The Stonewall riots are now the stuff of myth. Many of the most commonly held beliefs are probably untrue. But here’s what we know for sure.

  • In 1969, it was illegal to operate any business catering to homosexuals in New York City — as it still is today in many places in the world. The standard procedure was for New York City’s finest to raid these establishments on a regular basis. They’d arrest a few of the most obvious ‘types’ harass the others and shake down the owners for money, then they’d let the bar open as usual by the next day.
  • Myth has it that the majority of the patrons at the Stonewall Inn were black and Hispanic drag queens. Actually, most of the patrons were probably young, college-age white guys lookin for a thrill and an evening out of the closet, along with the usual cadre of drag queens and hustlers. It was reasonably safe to socialize at the Stonewall Inn for them, because when it was raided the drag queens and bull-dykes were far more likely to be arrested then they were.
  • After midnight June 27-28, 1969, the New York Tactical Police Force called a raid on The Stonewall Inn at 55 Christopher Street in NYC. Many of the patrons who escaped the raid stood around to witness the police herding the “usual suspects” into the waiting paddywagons. There had recently been several scuffles where similar groups of people resisted arrest in both Los Angeles and New York.
  • Stonewall was unique because it was the first time gay people, as a group, realized that what threatened drag queens and bull-dykes threatened them all.
  • Many of the onlookers who took on the police that night weren’t even homosexual. Greenwich Village was home to many left-leaning young people who had cut their political teeth in the civil rights, anti-war and women’s lib movements.
  • As people tied to stop the arrests, the mêlée erupted. The police barricaded themselves inside the bar. The crowd outside attempted to burn it down. Eventually, police reinforcements arrived to disperse the crowd. But this just shattered the protesters into smaller groups that continued to mill around the streets of the village.
  • A larger crowd assembled outside the Stonewall the following night. This time young gay men and women came to protest the raids that were commonplace in the city. They held hands, kissed and formed a mock chorus line singing; “We are the Stonewall Girls/We wear our hair in curls/We have no underwear/We show our pubic hair.” Don’t ‘cha just love it?
  • Police successfully dispersed this group without incident. But the print media picked up the story. Articles appeared in the NY Post, Daily News and The Village Voice. Theses helped galvanize the community to rally and fight back.
  • Within a few days, representatives of the Mattachine Society and the Daughters of Bilitis (two of the country’s first homophile rights groups) organized the city’s first ever “Gay Power” rally in Washington Square. Some give hundred protesters showed up; many of them gay and lesbians.

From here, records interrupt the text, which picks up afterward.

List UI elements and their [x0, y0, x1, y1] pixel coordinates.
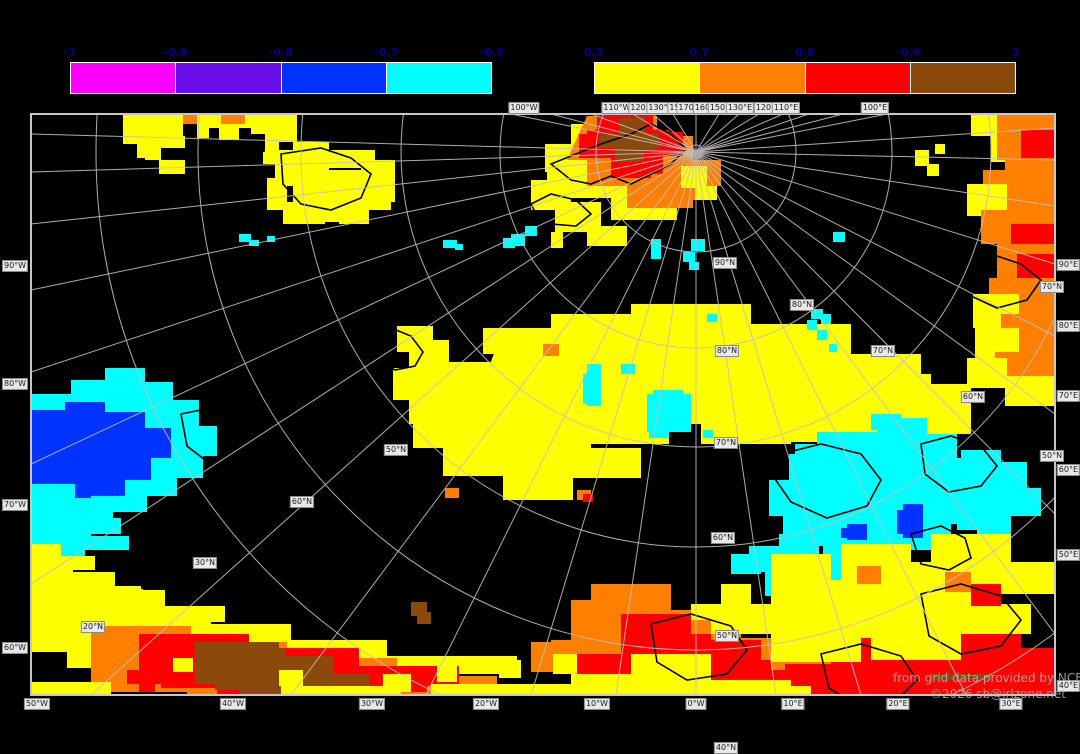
- map-plot-area[interactable]: [30, 113, 1056, 696]
- positive-correlation-colorbar: [594, 62, 1016, 94]
- axis-label-bottom-7: 20°E: [886, 698, 910, 710]
- neg-colorbar-segment-1: [175, 62, 282, 94]
- axis-label-bottom-8: 30°E: [999, 698, 1023, 710]
- neg-colorbar-tick-2: -0.8: [268, 46, 294, 59]
- axis-label-bottom-4: 10°W: [583, 698, 611, 710]
- pos-colorbar-segment-0: [594, 62, 701, 94]
- neg-colorbar-tick-0: -1: [63, 46, 77, 59]
- axis-label-left-2: 70°W: [2, 499, 29, 511]
- neg-colorbar-segment-3: [385, 62, 492, 94]
- pos-colorbar-segment-1: [699, 62, 806, 94]
- axis-label-bottom-2: 30°W: [358, 698, 386, 710]
- axis-label-bottom-0: 50°W: [23, 698, 51, 710]
- neg-colorbar-segment-0: [70, 62, 177, 94]
- axis-label-right-2: 70°E: [1056, 390, 1080, 402]
- axis-label-left-3: 60°W: [2, 642, 29, 654]
- axis-label-bottom-3: 20°W: [472, 698, 500, 710]
- axis-label-left-1: 80°W: [2, 378, 29, 390]
- negative-correlation-colorbar: [70, 62, 492, 94]
- axis-label-right-1: 80°E: [1056, 320, 1080, 332]
- pos-colorbar-tick-3: 0.9: [900, 46, 921, 59]
- map-border: [31, 114, 1055, 695]
- axis-label-right-3: 60°E: [1056, 464, 1080, 476]
- pos-colorbar-segment-3: [909, 62, 1016, 94]
- axis-label-right-0: 90°E: [1056, 259, 1080, 271]
- axis-label-left-0: 90°W: [2, 260, 29, 272]
- neg-colorbar-segment-2: [280, 62, 387, 94]
- negative-colorbar-ticks: -1 -0.9 -0.8 -0.7 -0.5: [64, 46, 504, 60]
- axis-label-bottom-6: 10°E: [781, 698, 805, 710]
- coastline-layer: [180, 123, 1043, 695]
- axis-label-bottom-5: 0°W: [685, 698, 707, 710]
- graticule-layer: [31, 114, 1055, 695]
- axis-label-bottom-1: 40°W: [219, 698, 247, 710]
- axis-label-right-4: 50°E: [1056, 549, 1080, 561]
- neg-colorbar-tick-4: -0.5: [479, 46, 505, 59]
- neg-colorbar-tick-3: -0.7: [374, 46, 399, 59]
- pos-colorbar-tick-1: 0.7: [689, 46, 710, 59]
- map-canvas: [31, 114, 1055, 695]
- climate-map-page: -1 -0.9 -0.8 -0.7 -0.5 0.5 0.7 0.8 0.9 1: [2, 46, 1080, 754]
- pos-colorbar-tick-4: 1: [1012, 46, 1020, 59]
- axis-label-right-5: 40°E: [1056, 680, 1080, 692]
- pos-colorbar-tick-0: 0.5: [584, 46, 604, 59]
- pos-colorbar-tick-2: 0.8: [795, 46, 815, 59]
- axis-label-inner-12: 40°N: [713, 742, 739, 754]
- pos-colorbar-segment-2: [804, 62, 911, 94]
- positive-colorbar-ticks: 0.5 0.7 0.8 0.9 1: [584, 46, 1020, 60]
- neg-colorbar-tick-1: -0.9: [163, 46, 188, 59]
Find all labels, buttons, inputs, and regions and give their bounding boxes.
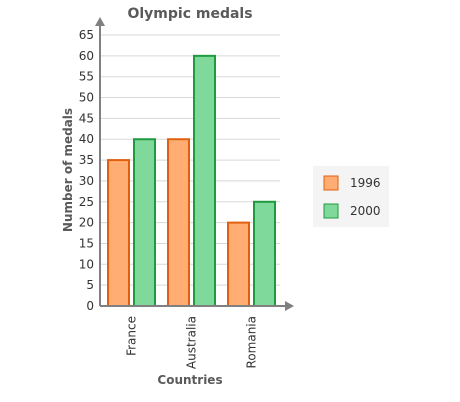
- y-tick-label: 55: [79, 70, 94, 84]
- y-axis-title: Number of medals: [61, 108, 75, 232]
- x-axis-arrow: [285, 301, 294, 311]
- y-tick-label: 35: [79, 153, 94, 167]
- y-tick-label: 60: [79, 49, 94, 63]
- y-tick-label: 65: [79, 28, 94, 42]
- x-tick-label: Australia: [185, 316, 199, 369]
- y-tick-label: 15: [79, 236, 94, 250]
- x-tick-label: France: [125, 316, 139, 356]
- chart-title: Olympic medals: [127, 6, 252, 22]
- x-axis-title: Countries: [157, 373, 222, 387]
- legend-label: 1996: [350, 176, 381, 190]
- bar-1996-romania: [227, 221, 250, 307]
- bar-2000-romania: [253, 200, 276, 307]
- y-tick-label: 30: [79, 174, 94, 188]
- y-tick-label: 10: [79, 257, 94, 271]
- bar-1996-france: [107, 159, 130, 307]
- x-tick-labels: France Australia Romania: [125, 316, 259, 369]
- y-tick-labels: 0 5 10 15 20 25 30 35 40 45 50 55 60 65: [79, 28, 94, 313]
- y-tick-label: 50: [79, 91, 94, 105]
- y-tick-label: 25: [79, 195, 94, 209]
- x-tick-label: Romania: [245, 316, 259, 368]
- bar-2000-australia: [193, 54, 216, 307]
- axes: [95, 17, 294, 311]
- legend-label: 2000: [350, 204, 381, 218]
- legend: 1996 2000: [313, 166, 389, 227]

stonewall02.jpgThe riots led to calls for homosexual liberation. Fliers appeared with the message: “Do you think homosexuals are revolting? You bet your sweet ass we are!” And the rest, boys and girls, is as they say is history.

During the first year after Stonewall, a whole new generation of organizations emerged, many identifying themselves for the first time as “Gay.” This not only denoted sexual orientation, but a radical way to self-identify with a growing sense of open political activism. Older, more staid homophile groups soon began to make way for the more militant groups like the Gay Liberation Front.

The vast majority of these new activists were under thirty; dr dick’s generation, don’t cha know. We were new to political organizing and didn’t know that this was as ground-breaking as it was. Many groups formed on colleges campuses and in big cities around the world.

By the following summer, 1970, groups in at least eight American cities staged simultaneous events commemorating the Stonewall riots on the last Sunday in June. The events varied from a highly political march of three to five thousand in New York to a parade with floats for 1200 in Los Angeles. Seven thousand showed up in San Francisco.